29 December 2015, Abuja — The Nigerian National Petroleum Corporation, NNPC, yesterday, stated that the Special Intervention Fuel Supply instituted by the Minister of State for Petroleum Resources, Mr. Ibe Kachikwu, is intensifying efforts at eradicating the noticeable fuel queues across the country with the sustained truck-out of petrol to the nooks and crannies of the country.
The NNPC, in a statement in Abuja, noted that with relative product stability in some major cities like Abuja, Kano and Lagos, the intervention is trucking-out large volumes of petrol to the hinterlands and deep country side where product distribution remains a challenge.
According to the NNPC, despite the public holidays, over 22 million litres of petrol were trucked-out nationwide within the last 24 hours with a bulk of the volumes hauled to fuel stations in the countryside to ensure adequate product penetration.
In addition, Kachikwu shed light on the issue of price modulation and subsidy removal, assuring Nigerians that the Federal Government will place more emphasis on products availability and refineries’ efficiency, noting that the price of petrol will not be fluctuating but based on an average price mechanism.
Kachikwu, who stated this during a working tour of the Kaduna Refining & Petrochemical Company (KRPC), assured Nigerians that the NNPC was working hard towards ensuring that full efficiency returns to the nation’s refineries which are expected to produce about 10 million litres of petrol per day by January 2016.
He said: “The president is very emphatic on this; he expects that products should be about N87. He has also given approval for us to be able to look at market trends and make adjustments as need be.
“My commitment and I think that is what the president’s commitment is, is to provide products at all the time so that there is efficiency, and provide it at the least possible price and let it have some relationship with what the trends are.”
He, however, observed that when the prices of petroleum begin to go up, government will look at those trends and then begin to see how the prices could be adjusted.
“We are not going to be fluctuating prices day to day, we are going to take like an average and I think that today when you look at prices, we have no subsidy but prices remain low and that is what we need to do. It is the honesty in being able to sell products to Nigerians at affordable prices that make sense, “ Kachikwu added.
Kachikwu said subsidy doesn’t exist at the moment as petrol is still sold at N87 per litre, but in January 2016, government will look at what the trend is and announce prices.
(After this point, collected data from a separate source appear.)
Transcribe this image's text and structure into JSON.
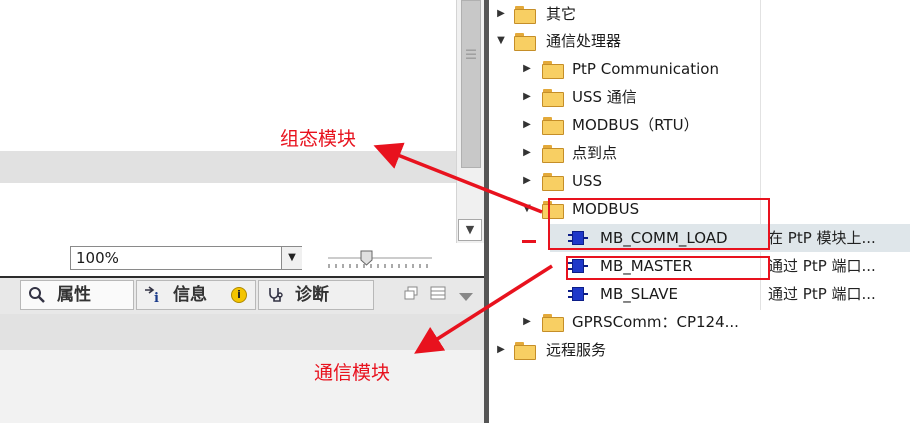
{
  "left": {
    "zoom_value": "100%",
    "tabs": [
      {
        "label": "属性",
        "icon": "properties-icon"
      },
      {
        "label": "信息",
        "icon": "info-list-icon",
        "badge": "i"
      },
      {
        "label": "诊断",
        "icon": "diagnostics-icon"
      }
    ],
    "window_icons": [
      "float-window-icon",
      "layout-icon",
      "collapse-arrow-icon"
    ]
  },
  "tree": {
    "items": [
      {
        "label": "其它",
        "type": "folder",
        "level": 0,
        "expanded": false
      },
      {
        "label": "通信处理器",
        "type": "folder",
        "level": 0,
        "expanded": true
      },
      {
        "label": "PtP Communication",
        "type": "folder",
        "level": 1,
        "expanded": false
      },
      {
        "label": "USS 通信",
        "type": "folder",
        "level": 1,
        "expanded": false
      },
      {
        "label": "MODBUS（RTU）",
        "type": "folder",
        "level": 1,
        "expanded": false
      },
      {
        "label": "点到点",
        "type": "folder",
        "level": 1,
        "expanded": false
      },
      {
        "label": "USS",
        "type": "folder",
        "level": 1,
        "expanded": false
      },
      {
        "label": "MODBUS",
        "type": "folder",
        "level": 1,
        "expanded": true
      },
      {
        "label": "MB_COMM_LOAD",
        "type": "block",
        "level": 2,
        "desc": "在 PtP 模块上..."
      },
      {
        "label": "MB_MASTER",
        "type": "block",
        "level": 2,
        "desc": "通过 PtP 端口..."
      },
      {
        "label": "MB_SLAVE",
        "type": "block",
        "level": 2,
        "desc": "通过 PtP 端口..."
      },
      {
        "label": "GPRSComm：CP124...",
        "type": "folder",
        "level": 1,
        "expanded": false
      },
      {
        "label": "远程服务",
        "type": "folder",
        "level": 0,
        "expanded": false
      }
    ]
  },
  "annotations": {
    "config_module": "组态模块",
    "comm_module": "通信模块"
  },
  "colors": {
    "annotation_red": "#e8121e",
    "folder_yellow": "#f8cf63",
    "block_blue": "#1f38c9",
    "selection": "#dfe6ea"
  }
}
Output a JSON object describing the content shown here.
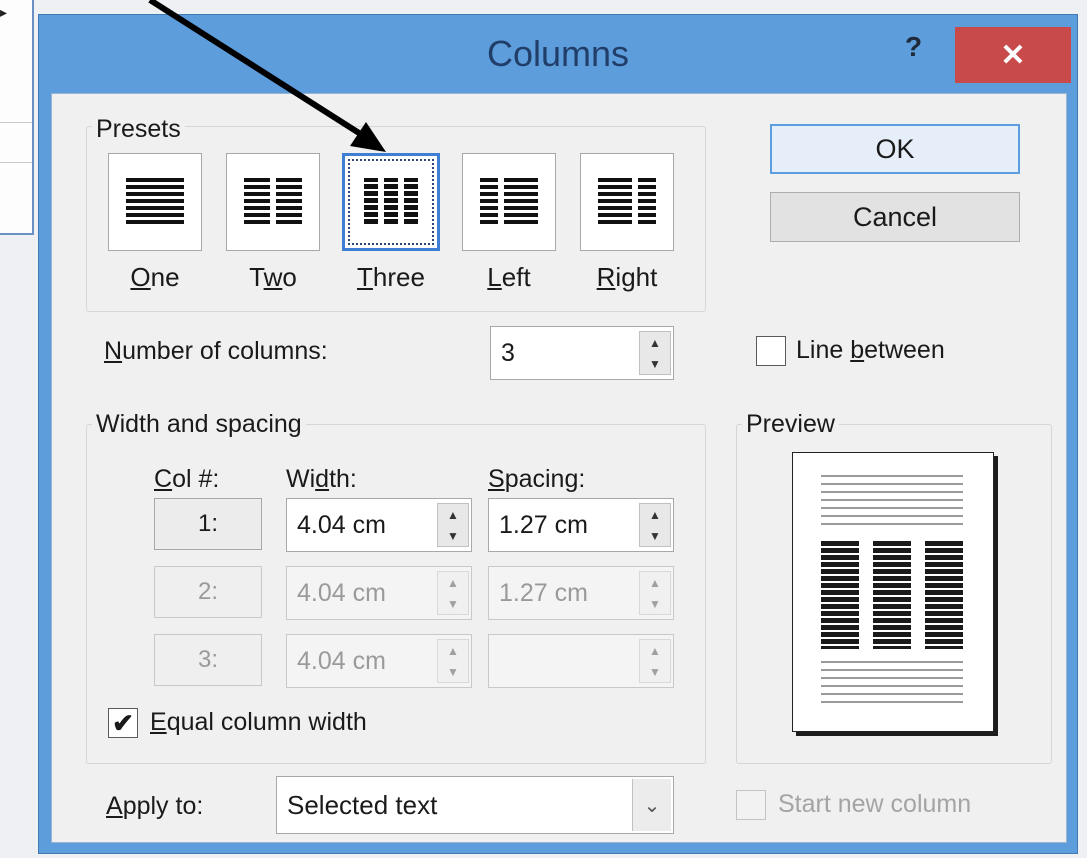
{
  "dialog": {
    "title": "Columns",
    "help_label": "?",
    "close_label": "✕"
  },
  "presets": {
    "group_label": "Presets",
    "items": [
      {
        "label": "One",
        "key": "O",
        "rest": "ne"
      },
      {
        "label": "Two",
        "pre": "T",
        "key": "w",
        "rest": "o"
      },
      {
        "label": "Three",
        "key": "T",
        "rest": "hree",
        "selected": true
      },
      {
        "label": "Left",
        "key": "L",
        "rest": "eft"
      },
      {
        "label": "Right",
        "key": "R",
        "rest": "ight"
      }
    ]
  },
  "buttons": {
    "ok": "OK",
    "cancel": "Cancel"
  },
  "number_of_columns": {
    "label_key": "N",
    "label_rest": "umber of columns:",
    "value": "3"
  },
  "line_between": {
    "label_pre": "Line ",
    "label_key": "b",
    "label_rest": "etween",
    "checked": false
  },
  "width_spacing": {
    "group_label": "Width and spacing",
    "col_header_key": "C",
    "col_header_rest": "ol #:",
    "width_header_pre": "Wi",
    "width_header_key": "d",
    "width_header_rest": "th:",
    "spacing_header_key": "S",
    "spacing_header_rest": "pacing:",
    "rows": [
      {
        "col": "1:",
        "width": "4.04 cm",
        "spacing": "1.27 cm",
        "enabled": true
      },
      {
        "col": "2:",
        "width": "4.04 cm",
        "spacing": "1.27 cm",
        "enabled": false
      },
      {
        "col": "3:",
        "width": "4.04 cm",
        "spacing": "",
        "enabled": false
      }
    ]
  },
  "equal_column_width": {
    "label_key": "E",
    "label_rest": "qual column width",
    "checked": true,
    "check_glyph": "✔"
  },
  "preview": {
    "group_label": "Preview"
  },
  "apply_to": {
    "label_key": "A",
    "label_rest": "pply to:",
    "value": "Selected text",
    "drop_glyph": "⌄"
  },
  "start_new_column": {
    "label": "Start new column",
    "checked": false
  },
  "background_popup": {
    "caret": "▸"
  },
  "colors": {
    "title_bar": "#5e9ddc",
    "close_button": "#c84a4a",
    "selected_border": "#3e7fd4"
  }
}
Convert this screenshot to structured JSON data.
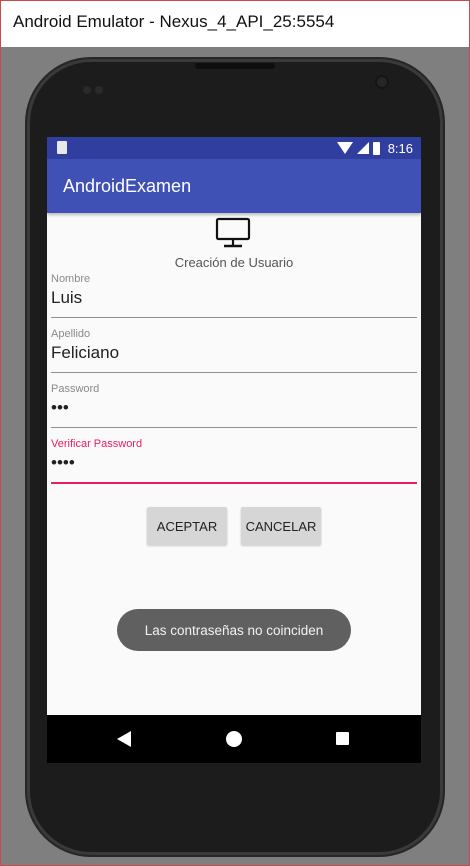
{
  "window": {
    "title": "Android Emulator - Nexus_4_API_25:5554"
  },
  "statusbar": {
    "time": "8:16"
  },
  "app": {
    "title": "AndroidExamen"
  },
  "form": {
    "heading": "Creación de Usuario",
    "fields": [
      {
        "label": "Nombre",
        "value": "Luis"
      },
      {
        "label": "Apellido",
        "value": "Feliciano"
      },
      {
        "label": "Password",
        "value": "•••"
      },
      {
        "label": "Verificar Password",
        "value": "••••"
      }
    ],
    "accept_label": "ACEPTAR",
    "cancel_label": "CANCELAR"
  },
  "toast": {
    "message": "Las contraseñas no coinciden"
  },
  "colors": {
    "statusbar": "#303f9f",
    "appbar": "#3f51b5",
    "accent": "#e91e63"
  },
  "icons": {
    "header": "monitor-icon",
    "status": [
      "sd-card-icon",
      "wifi-icon",
      "signal-icon",
      "battery-icon"
    ],
    "nav": [
      "back-icon",
      "home-icon",
      "recents-icon"
    ]
  }
}
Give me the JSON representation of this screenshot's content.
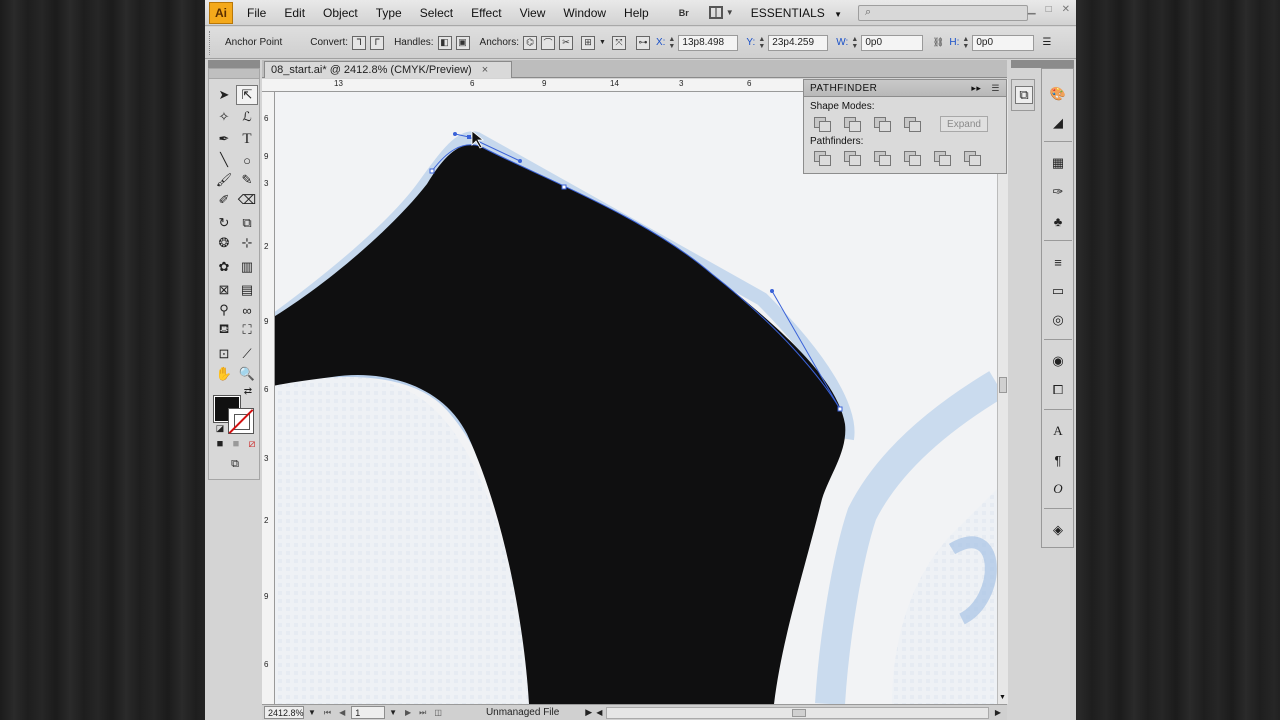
{
  "menubar": {
    "logo": "Ai",
    "items": [
      "File",
      "Edit",
      "Object",
      "Type",
      "Select",
      "Effect",
      "View",
      "Window",
      "Help"
    ],
    "bridge_label": "Br",
    "workspace": "ESSENTIALS",
    "search_placeholder": ""
  },
  "controlbar": {
    "anchor_point": "Anchor Point",
    "convert": "Convert:",
    "handles": "Handles:",
    "anchors": "Anchors:",
    "x_label": "X:",
    "x_value": "13p8.498",
    "y_label": "Y:",
    "y_value": "23p4.259",
    "w_label": "W:",
    "w_value": "0p0",
    "h_label": "H:",
    "h_value": "0p0"
  },
  "document": {
    "tab_title": "08_start.ai* @ 2412.8% (CMYK/Preview)",
    "close": "×"
  },
  "rulers": {
    "top": [
      "13",
      "6",
      "9",
      "14",
      "3",
      "6"
    ],
    "left": [
      "6",
      "9",
      "3",
      "2",
      "9",
      "6",
      "3",
      "2",
      "9",
      "6"
    ]
  },
  "pathfinder": {
    "title": "PATHFINDER",
    "shape_modes_label": "Shape Modes:",
    "expand_label": "Expand",
    "pathfinders_label": "Pathfinders:"
  },
  "statusbar": {
    "zoom": "2412.8%",
    "artboard": "1",
    "status": "Unmanaged File"
  },
  "colors": {
    "fill": "#111111",
    "stroke_none": "#d21010",
    "selection": "#3a62d8",
    "trace_blue": "#a9c6e8"
  }
}
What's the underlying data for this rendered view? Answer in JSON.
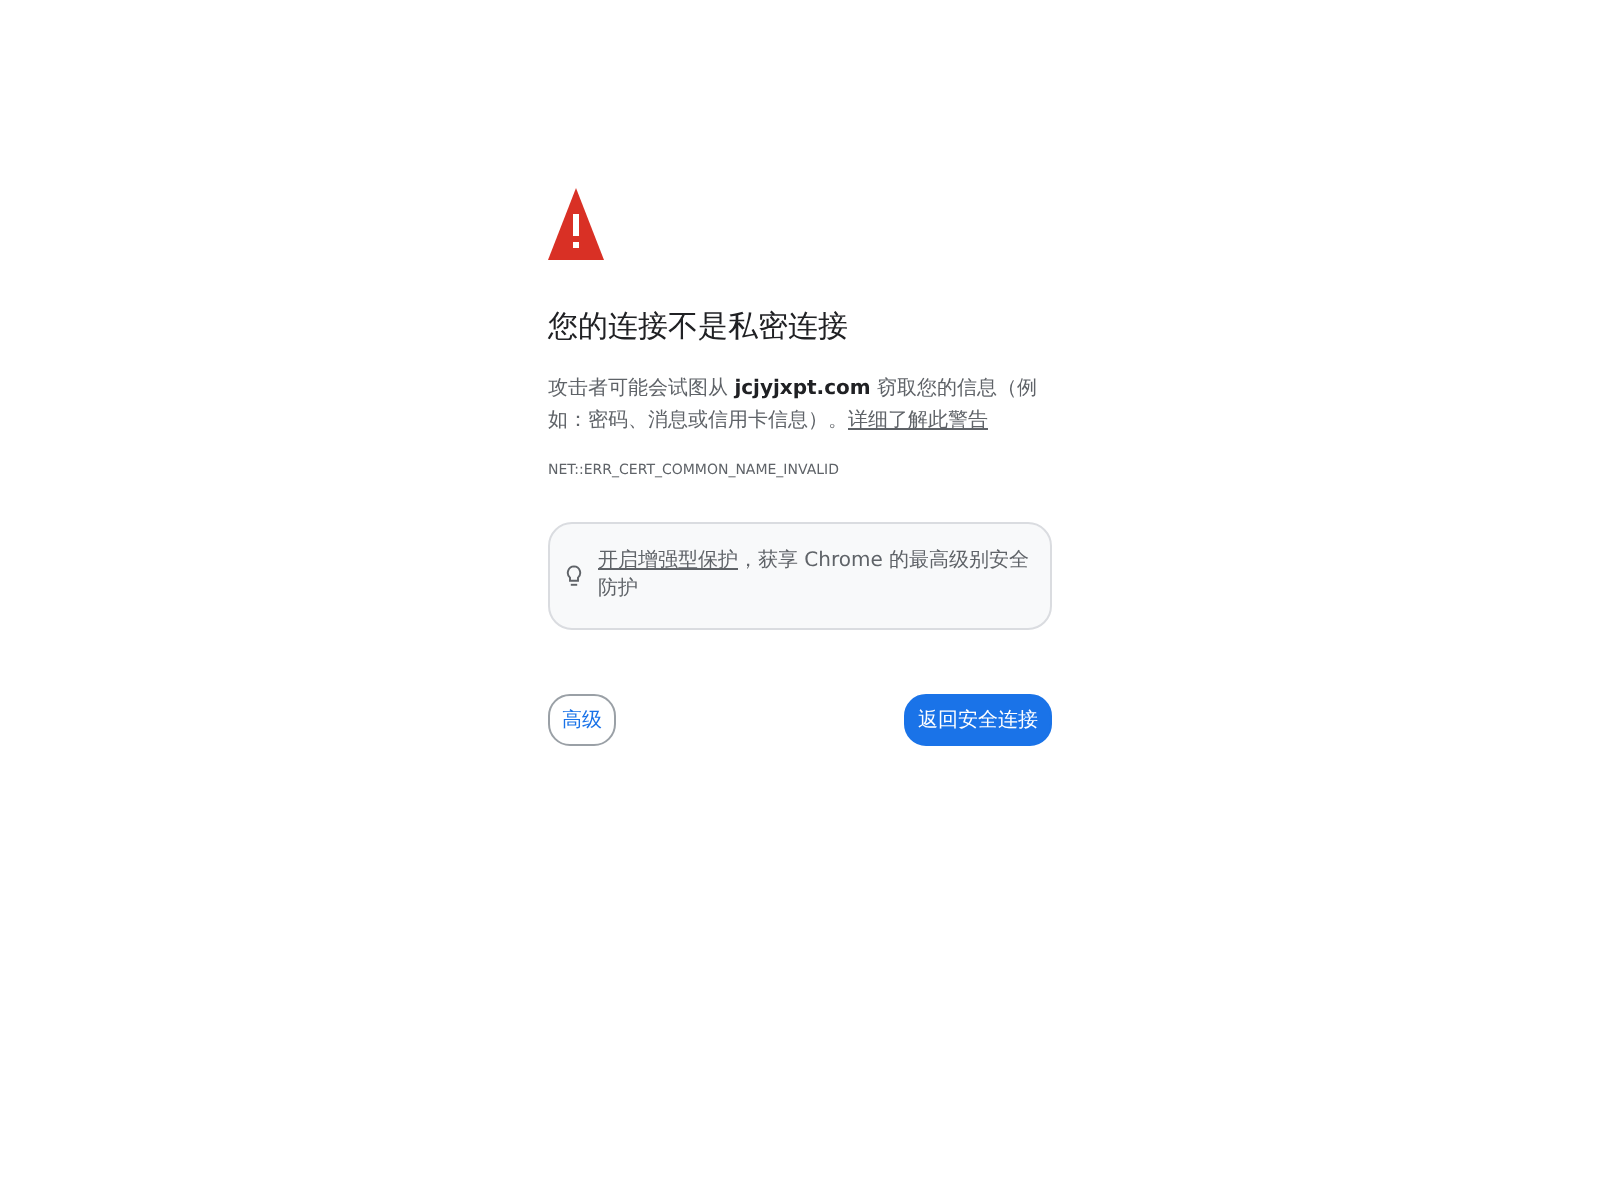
{
  "heading": "您的连接不是私密连接",
  "message": {
    "text": "攻击者可能会试图从 **jcjyjxpt.com** 窃取您的信息（例如：密码、消息或信用卡信息）。",
    "link": "详细了解此警告"
  },
  "error_code": "NET::ERR_CERT_COMMON_NAME_INVALID",
  "tip": {
    "link": "开启增强型保护",
    "text": "，获享 Chrome 的最高级别安全防护"
  },
  "buttons": [
    {
      "label": "高级",
      "kind": "secondary"
    },
    {
      "label": "返回安全连接",
      "kind": "primary"
    }
  ]
}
“If that is less than N87, we will announce it and if it is more than that, we will have to announce it,” he said.
He reiterated that the Federal Government would no longer continue to fund the gap paid on subsidy, which runs into huge amount of money.
“I think everybody is on the same page with us that as much as it is, we need to get out of it. The reliability of that and the affordability of that is an issue, we need to get away from it whether or not you believe in subsidy,” he said.
On the refineries gradually coming back on stream, the minister noted that a lot of energy is deployed into ensuring that they are working because according to him, the more they work, the higher the chances that government will fix a ‘comfortable price’ for Nigerians.
He assured Nigerians that by the end of January when all the refineries are fully back on stream, the 10 million type capacity out of about 40 million projected national consumption will be realised.